Preservatives in anhydrous formulas
Look at the ingredients. If you are not using a preservative then you should not be using your wet hand to remove the sugar scrub. Try to use a spoon to scoop out the desired amount.
Preservative debate in sugar scrubs
To be on the safe side you should add a preservative. Remember water and oil do not mix. Which brings up to an area of debate. Do you use an oil soluble preservative since it is an oil product. We know bacteria need water to grow. Will the oil soluble preservative preservative be able to fight off bacteria in the ater than do not mix? Do you use a water soluble preservative since you only need a preservative in water. There are preservatives that are both water and oil soluble. One is phenonip which contains parabens. There is no great answer here. If you do not use a preservative than ensure that a clean spoon is used to scoop out the sugar scrub.
If you have no interest in making your own sugar scrub there are plenty to choose from
Ever’s polish is lemon scented.
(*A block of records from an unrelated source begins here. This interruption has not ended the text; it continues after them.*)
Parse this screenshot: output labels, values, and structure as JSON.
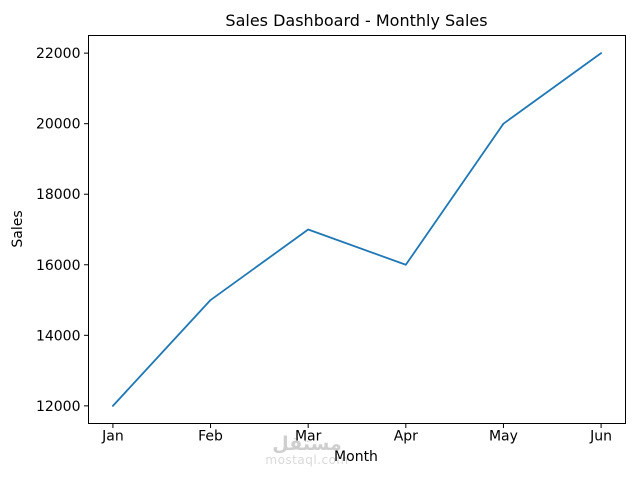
{
  "chart_data": {
    "type": "line",
    "title": "Sales Dashboard - Monthly Sales",
    "xlabel": "Month",
    "ylabel": "Sales",
    "categories": [
      "Jan",
      "Feb",
      "Mar",
      "Apr",
      "May",
      "Jun"
    ],
    "series": [
      {
        "name": "Monthly Sales",
        "values": [
          12000,
          15000,
          17000,
          16000,
          20000,
          22000
        ],
        "color": "#1f77b4"
      }
    ],
    "yticks": [
      12000,
      14000,
      16000,
      18000,
      20000,
      22000
    ],
    "ylim": [
      11500,
      22500
    ],
    "grid": false,
    "legend": "none",
    "axis_color": "#000000",
    "text_color": "#000000",
    "background": "#ffffff"
  },
  "watermark": {
    "logo_text": "مستقل",
    "site_text": "mostaql.com",
    "logo_color": "#cfcfcf",
    "site_color": "#d9d9d9"
  }
}
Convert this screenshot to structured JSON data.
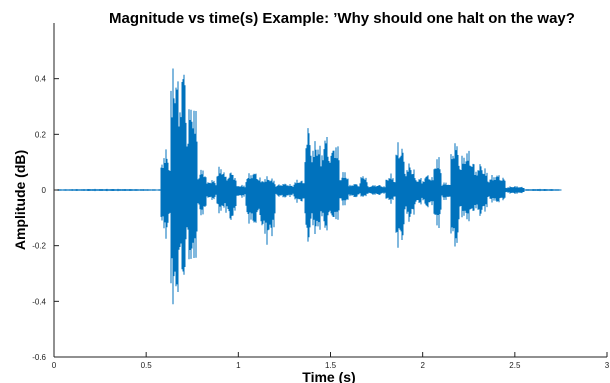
{
  "chart_data": {
    "type": "line",
    "title": "Magnitude vs time(s) Example: ’Why should one halt on the way?",
    "xlabel": "Time (s)",
    "ylabel": "Amplitude (dB)",
    "xlim": [
      0,
      3
    ],
    "ylim": [
      -0.6,
      0.6
    ],
    "xticks": [
      0,
      0.5,
      1,
      1.5,
      2,
      2.5,
      3
    ],
    "xtick_labels": [
      "0",
      "0.5",
      "1",
      "1.5",
      "2",
      "2.5",
      "3"
    ],
    "yticks": [
      -0.6,
      -0.4,
      -0.2,
      0,
      0.2,
      0.4
    ],
    "ytick_labels": [
      "-0.6",
      "-0.4",
      "-0.2",
      "0",
      "0.2",
      "0.4"
    ],
    "grid": false,
    "line_color": "#0072BD",
    "series": [
      {
        "segments": [
          {
            "x_start": 0.0,
            "x_end": 0.58,
            "amp_max": 0.004,
            "amp_min": -0.004
          },
          {
            "x_start": 0.58,
            "x_end": 0.63,
            "amp_max": 0.15,
            "amp_min": -0.18
          },
          {
            "x_start": 0.63,
            "x_end": 0.68,
            "amp_max": 0.5,
            "amp_min": -0.47
          },
          {
            "x_start": 0.68,
            "x_end": 0.72,
            "amp_max": 0.49,
            "amp_min": -0.36
          },
          {
            "x_start": 0.72,
            "x_end": 0.78,
            "amp_max": 0.35,
            "amp_min": -0.3
          },
          {
            "x_start": 0.78,
            "x_end": 0.83,
            "amp_max": 0.08,
            "amp_min": -0.1
          },
          {
            "x_start": 0.83,
            "x_end": 0.88,
            "amp_max": 0.04,
            "amp_min": -0.04
          },
          {
            "x_start": 0.88,
            "x_end": 0.93,
            "amp_max": 0.09,
            "amp_min": -0.09
          },
          {
            "x_start": 0.93,
            "x_end": 0.99,
            "amp_max": 0.07,
            "amp_min": -0.12
          },
          {
            "x_start": 0.99,
            "x_end": 1.04,
            "amp_max": 0.02,
            "amp_min": -0.03
          },
          {
            "x_start": 1.04,
            "x_end": 1.12,
            "amp_max": 0.07,
            "amp_min": -0.14
          },
          {
            "x_start": 1.12,
            "x_end": 1.2,
            "amp_max": 0.05,
            "amp_min": -0.2
          },
          {
            "x_start": 1.2,
            "x_end": 1.3,
            "amp_max": 0.025,
            "amp_min": -0.03
          },
          {
            "x_start": 1.3,
            "x_end": 1.36,
            "amp_max": 0.04,
            "amp_min": -0.05
          },
          {
            "x_start": 1.36,
            "x_end": 1.4,
            "amp_max": 0.24,
            "amp_min": -0.2
          },
          {
            "x_start": 1.4,
            "x_end": 1.45,
            "amp_max": 0.2,
            "amp_min": -0.18
          },
          {
            "x_start": 1.45,
            "x_end": 1.5,
            "amp_max": 0.21,
            "amp_min": -0.16
          },
          {
            "x_start": 1.5,
            "x_end": 1.55,
            "amp_max": 0.19,
            "amp_min": -0.13
          },
          {
            "x_start": 1.55,
            "x_end": 1.6,
            "amp_max": 0.07,
            "amp_min": -0.06
          },
          {
            "x_start": 1.6,
            "x_end": 1.66,
            "amp_max": 0.025,
            "amp_min": -0.03
          },
          {
            "x_start": 1.66,
            "x_end": 1.7,
            "amp_max": 0.06,
            "amp_min": -0.03
          },
          {
            "x_start": 1.7,
            "x_end": 1.8,
            "amp_max": 0.02,
            "amp_min": -0.02
          },
          {
            "x_start": 1.8,
            "x_end": 1.85,
            "amp_max": 0.06,
            "amp_min": -0.05
          },
          {
            "x_start": 1.85,
            "x_end": 1.9,
            "amp_max": 0.19,
            "amp_min": -0.23
          },
          {
            "x_start": 1.9,
            "x_end": 1.96,
            "amp_max": 0.1,
            "amp_min": -0.12
          },
          {
            "x_start": 1.96,
            "x_end": 2.0,
            "amp_max": 0.05,
            "amp_min": -0.06
          },
          {
            "x_start": 2.0,
            "x_end": 2.06,
            "amp_max": 0.06,
            "amp_min": -0.07
          },
          {
            "x_start": 2.06,
            "x_end": 2.1,
            "amp_max": 0.13,
            "amp_min": -0.15
          },
          {
            "x_start": 2.1,
            "x_end": 2.15,
            "amp_max": 0.03,
            "amp_min": -0.04
          },
          {
            "x_start": 2.15,
            "x_end": 2.2,
            "amp_max": 0.19,
            "amp_min": -0.23
          },
          {
            "x_start": 2.2,
            "x_end": 2.28,
            "amp_max": 0.15,
            "amp_min": -0.12
          },
          {
            "x_start": 2.28,
            "x_end": 2.35,
            "amp_max": 0.1,
            "amp_min": -0.1
          },
          {
            "x_start": 2.35,
            "x_end": 2.45,
            "amp_max": 0.06,
            "amp_min": -0.05
          },
          {
            "x_start": 2.45,
            "x_end": 2.55,
            "amp_max": 0.015,
            "amp_min": -0.015
          },
          {
            "x_start": 2.55,
            "x_end": 2.75,
            "amp_max": 0.004,
            "amp_min": -0.004
          }
        ]
      }
    ]
  }
}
Polish won Allures’s Best In Beauty for 2017.
Lalicious LALICIOUS – Sugar Kiss Extraordinary Whipped Sugar Scrub – 16 Ounces contains cane sugar, coconut oil, sweet almond oil, essential and fragrance oils, vitamin E oil, soybean oil and honey.
Nalani Luxury Sugar Citrus Body Scrub 8oz is a combination of sugar and salt along with a combination of Sunflower, Safflower, Olive, avocado and jojoba oils.
Possible harmful ingredients in sugar scrubs
If you are going to purchase your own sugar scrub then look at the ingredients. Try to avoid,
Coloring such as chemical dyes may be added.
Polysorbates are added if the product contains contain water. Polysorbates help mix water with oil. Polysorbate is a sugar alcohol that is processed. Unfortunately during the contamination process there are contamination concerns. Ethylene oxide is used to treat polysorbate, a dangerous byproduct is 1,4 dioxane. I think I will do a separate post on 1,4 dioxane.
Propylene glycol helps hydrate the skin and works as a solvent. Solvents allows other ingredients to solubilize or be mixed into a formula. The FDA considered Propylene glycol as safe. Prpylent glycol has been shown to irritate the skin and Canada classifies it as expected to be toxic or harmful.
Phthalates are used to scent personal care products, they can be irritating to the lung.